Les citoyens encore normaux et doués de raison s’insurgent contre la clémence théorique des peines infligées à ces criminels. La colère monte partout face à des sanctions perçues comme d’inutiles tapettes sur les doigts.
Il est impératif de reconnaître que la pédocriminalité est un fléau qui touche notre société. C’est une urgence absolue !
Pourtant, le nœud du problème réside dans un aveuglement collectif obstiné. Comment un tel individu a-t-il pu sévir impunément aussi longtemps sans être démasqué ? Les failles systémiques de contrôle et le manque d’alertes internes sont flagrants. Une chose est certaine, ils n’ont pas peur de la justice, c’est un fait.
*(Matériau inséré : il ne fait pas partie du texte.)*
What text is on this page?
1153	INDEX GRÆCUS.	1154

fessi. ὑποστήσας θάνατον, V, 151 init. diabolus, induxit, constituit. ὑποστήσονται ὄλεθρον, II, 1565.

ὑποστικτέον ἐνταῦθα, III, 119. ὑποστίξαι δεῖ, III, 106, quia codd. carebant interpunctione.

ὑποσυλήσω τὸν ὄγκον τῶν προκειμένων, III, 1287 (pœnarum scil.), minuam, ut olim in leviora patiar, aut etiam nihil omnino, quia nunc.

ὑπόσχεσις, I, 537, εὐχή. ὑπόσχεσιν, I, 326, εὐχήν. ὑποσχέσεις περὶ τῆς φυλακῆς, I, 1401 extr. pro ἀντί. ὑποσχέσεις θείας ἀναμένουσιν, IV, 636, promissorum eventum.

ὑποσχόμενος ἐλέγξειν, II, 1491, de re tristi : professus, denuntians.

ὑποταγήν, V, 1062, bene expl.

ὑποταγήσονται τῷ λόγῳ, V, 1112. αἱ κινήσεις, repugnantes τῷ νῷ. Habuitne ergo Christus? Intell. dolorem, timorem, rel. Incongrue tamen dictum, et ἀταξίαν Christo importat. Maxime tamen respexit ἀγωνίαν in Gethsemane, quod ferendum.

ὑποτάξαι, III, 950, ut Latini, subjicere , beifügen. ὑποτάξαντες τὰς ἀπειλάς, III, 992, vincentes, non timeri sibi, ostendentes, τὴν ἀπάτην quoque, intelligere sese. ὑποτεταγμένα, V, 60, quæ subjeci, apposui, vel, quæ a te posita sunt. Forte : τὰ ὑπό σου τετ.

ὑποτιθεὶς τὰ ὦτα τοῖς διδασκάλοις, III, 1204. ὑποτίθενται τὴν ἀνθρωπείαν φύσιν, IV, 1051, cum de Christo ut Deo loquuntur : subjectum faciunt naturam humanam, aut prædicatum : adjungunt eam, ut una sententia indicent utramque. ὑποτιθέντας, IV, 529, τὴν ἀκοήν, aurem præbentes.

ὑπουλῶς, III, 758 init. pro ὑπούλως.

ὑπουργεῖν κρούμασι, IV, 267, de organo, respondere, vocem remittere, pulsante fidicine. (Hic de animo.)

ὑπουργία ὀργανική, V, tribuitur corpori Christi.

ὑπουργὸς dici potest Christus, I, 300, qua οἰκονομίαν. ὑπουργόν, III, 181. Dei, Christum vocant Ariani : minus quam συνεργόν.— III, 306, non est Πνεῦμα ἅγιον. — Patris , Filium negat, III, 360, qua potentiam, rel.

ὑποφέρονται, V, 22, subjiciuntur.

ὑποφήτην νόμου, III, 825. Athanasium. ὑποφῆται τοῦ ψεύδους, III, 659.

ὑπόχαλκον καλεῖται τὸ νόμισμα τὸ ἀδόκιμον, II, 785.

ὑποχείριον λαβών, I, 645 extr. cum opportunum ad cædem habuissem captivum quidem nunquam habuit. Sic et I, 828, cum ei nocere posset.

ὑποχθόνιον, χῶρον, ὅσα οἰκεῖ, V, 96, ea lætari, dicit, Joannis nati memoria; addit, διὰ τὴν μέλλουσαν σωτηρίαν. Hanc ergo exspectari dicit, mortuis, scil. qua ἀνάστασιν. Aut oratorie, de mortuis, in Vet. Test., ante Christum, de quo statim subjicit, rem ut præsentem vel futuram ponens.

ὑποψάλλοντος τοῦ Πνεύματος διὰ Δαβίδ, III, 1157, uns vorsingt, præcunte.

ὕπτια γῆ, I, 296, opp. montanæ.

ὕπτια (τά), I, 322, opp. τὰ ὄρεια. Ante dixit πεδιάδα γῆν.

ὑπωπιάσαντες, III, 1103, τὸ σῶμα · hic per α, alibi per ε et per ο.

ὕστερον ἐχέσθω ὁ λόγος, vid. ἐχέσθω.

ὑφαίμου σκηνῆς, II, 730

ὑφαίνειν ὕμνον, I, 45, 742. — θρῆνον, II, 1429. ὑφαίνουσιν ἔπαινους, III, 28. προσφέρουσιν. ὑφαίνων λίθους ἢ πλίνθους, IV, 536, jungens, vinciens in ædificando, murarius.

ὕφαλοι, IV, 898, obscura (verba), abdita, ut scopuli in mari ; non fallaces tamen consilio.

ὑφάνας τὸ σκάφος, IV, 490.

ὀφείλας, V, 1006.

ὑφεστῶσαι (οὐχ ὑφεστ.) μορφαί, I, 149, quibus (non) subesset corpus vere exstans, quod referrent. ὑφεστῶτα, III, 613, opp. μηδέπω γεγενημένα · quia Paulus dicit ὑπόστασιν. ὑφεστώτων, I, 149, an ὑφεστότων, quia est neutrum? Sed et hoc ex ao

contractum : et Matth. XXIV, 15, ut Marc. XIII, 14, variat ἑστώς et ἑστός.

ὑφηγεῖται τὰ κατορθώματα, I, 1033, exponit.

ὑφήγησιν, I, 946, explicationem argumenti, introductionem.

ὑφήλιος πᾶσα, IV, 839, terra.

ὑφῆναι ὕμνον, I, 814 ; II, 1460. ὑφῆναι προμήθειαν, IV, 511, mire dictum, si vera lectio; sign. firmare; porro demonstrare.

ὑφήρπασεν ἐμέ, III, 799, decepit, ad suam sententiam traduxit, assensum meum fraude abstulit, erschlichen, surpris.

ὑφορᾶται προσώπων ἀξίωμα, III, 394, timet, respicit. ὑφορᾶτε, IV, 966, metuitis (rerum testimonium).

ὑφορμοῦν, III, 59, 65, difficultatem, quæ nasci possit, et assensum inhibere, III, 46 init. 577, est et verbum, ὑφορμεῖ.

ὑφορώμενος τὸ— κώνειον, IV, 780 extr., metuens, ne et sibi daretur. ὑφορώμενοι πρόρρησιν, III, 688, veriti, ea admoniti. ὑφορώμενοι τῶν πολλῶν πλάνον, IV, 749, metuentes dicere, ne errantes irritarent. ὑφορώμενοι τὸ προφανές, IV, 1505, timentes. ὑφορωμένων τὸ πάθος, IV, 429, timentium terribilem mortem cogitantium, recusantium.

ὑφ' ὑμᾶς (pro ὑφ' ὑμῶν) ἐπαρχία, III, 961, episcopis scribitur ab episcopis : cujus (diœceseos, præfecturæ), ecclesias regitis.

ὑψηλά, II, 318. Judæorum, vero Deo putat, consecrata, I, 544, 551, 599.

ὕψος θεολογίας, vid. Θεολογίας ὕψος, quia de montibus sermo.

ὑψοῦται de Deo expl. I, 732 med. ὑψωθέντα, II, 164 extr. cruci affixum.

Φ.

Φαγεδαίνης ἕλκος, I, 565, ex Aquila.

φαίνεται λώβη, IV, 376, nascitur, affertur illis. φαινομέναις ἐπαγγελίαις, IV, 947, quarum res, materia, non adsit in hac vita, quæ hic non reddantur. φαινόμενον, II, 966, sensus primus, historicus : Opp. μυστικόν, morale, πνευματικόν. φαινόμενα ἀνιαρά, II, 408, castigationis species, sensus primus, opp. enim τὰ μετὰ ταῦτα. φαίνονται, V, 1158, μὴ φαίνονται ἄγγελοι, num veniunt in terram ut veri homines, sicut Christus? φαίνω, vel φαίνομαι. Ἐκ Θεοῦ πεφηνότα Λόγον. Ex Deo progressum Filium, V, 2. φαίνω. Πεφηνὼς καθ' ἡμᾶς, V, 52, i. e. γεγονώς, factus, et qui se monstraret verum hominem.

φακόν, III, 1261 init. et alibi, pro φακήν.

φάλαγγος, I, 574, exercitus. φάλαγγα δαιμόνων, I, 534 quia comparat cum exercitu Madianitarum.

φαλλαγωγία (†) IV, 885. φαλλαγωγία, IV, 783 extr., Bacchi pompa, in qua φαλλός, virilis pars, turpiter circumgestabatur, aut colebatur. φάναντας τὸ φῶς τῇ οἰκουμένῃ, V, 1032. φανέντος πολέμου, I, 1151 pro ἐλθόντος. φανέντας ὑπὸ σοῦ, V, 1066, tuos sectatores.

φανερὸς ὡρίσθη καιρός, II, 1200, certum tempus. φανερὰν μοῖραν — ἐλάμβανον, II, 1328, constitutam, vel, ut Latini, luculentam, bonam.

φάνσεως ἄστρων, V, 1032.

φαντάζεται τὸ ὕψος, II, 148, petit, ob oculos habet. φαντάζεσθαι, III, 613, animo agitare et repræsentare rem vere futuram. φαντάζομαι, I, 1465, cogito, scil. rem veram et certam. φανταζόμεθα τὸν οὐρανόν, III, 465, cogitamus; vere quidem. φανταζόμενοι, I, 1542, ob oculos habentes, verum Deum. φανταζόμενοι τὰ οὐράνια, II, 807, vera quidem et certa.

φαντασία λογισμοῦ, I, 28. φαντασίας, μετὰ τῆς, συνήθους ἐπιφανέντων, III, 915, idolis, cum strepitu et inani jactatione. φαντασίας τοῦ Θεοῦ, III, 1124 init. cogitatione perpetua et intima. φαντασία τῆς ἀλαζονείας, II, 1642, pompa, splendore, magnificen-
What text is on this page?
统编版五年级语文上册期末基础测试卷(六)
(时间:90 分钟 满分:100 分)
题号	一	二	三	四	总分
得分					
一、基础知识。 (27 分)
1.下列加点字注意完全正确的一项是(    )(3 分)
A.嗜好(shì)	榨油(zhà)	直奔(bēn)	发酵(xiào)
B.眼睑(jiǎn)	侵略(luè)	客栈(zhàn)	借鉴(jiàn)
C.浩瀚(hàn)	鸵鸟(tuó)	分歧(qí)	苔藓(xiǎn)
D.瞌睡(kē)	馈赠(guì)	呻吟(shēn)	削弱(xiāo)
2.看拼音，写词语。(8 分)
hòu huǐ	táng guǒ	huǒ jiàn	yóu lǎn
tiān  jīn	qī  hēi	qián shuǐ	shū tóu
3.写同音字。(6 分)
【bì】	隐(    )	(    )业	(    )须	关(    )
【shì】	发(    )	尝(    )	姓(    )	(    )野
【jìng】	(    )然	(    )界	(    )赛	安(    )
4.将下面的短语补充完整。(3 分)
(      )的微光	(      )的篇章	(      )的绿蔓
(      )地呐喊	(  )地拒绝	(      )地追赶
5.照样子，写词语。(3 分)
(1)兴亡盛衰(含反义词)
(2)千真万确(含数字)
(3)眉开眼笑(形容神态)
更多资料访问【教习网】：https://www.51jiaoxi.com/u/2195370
De plus, la récidive chez ces profils dangereux reste une menace permanente. Sans une refonte radicale des contrôles et des peines fermes et longues, très longues, nos enfants demeurent menacés. Le réveil des consciences s’impose de toute urgence. D’autant que la pédocriminalité en ligne est de plus en plus violente et massive, sans oublier le carnage de l’ASE.
Les efforts pour lutter contre la pédocriminalité doivent être renforcés et soutenus par l’ensemble de la communauté nationale.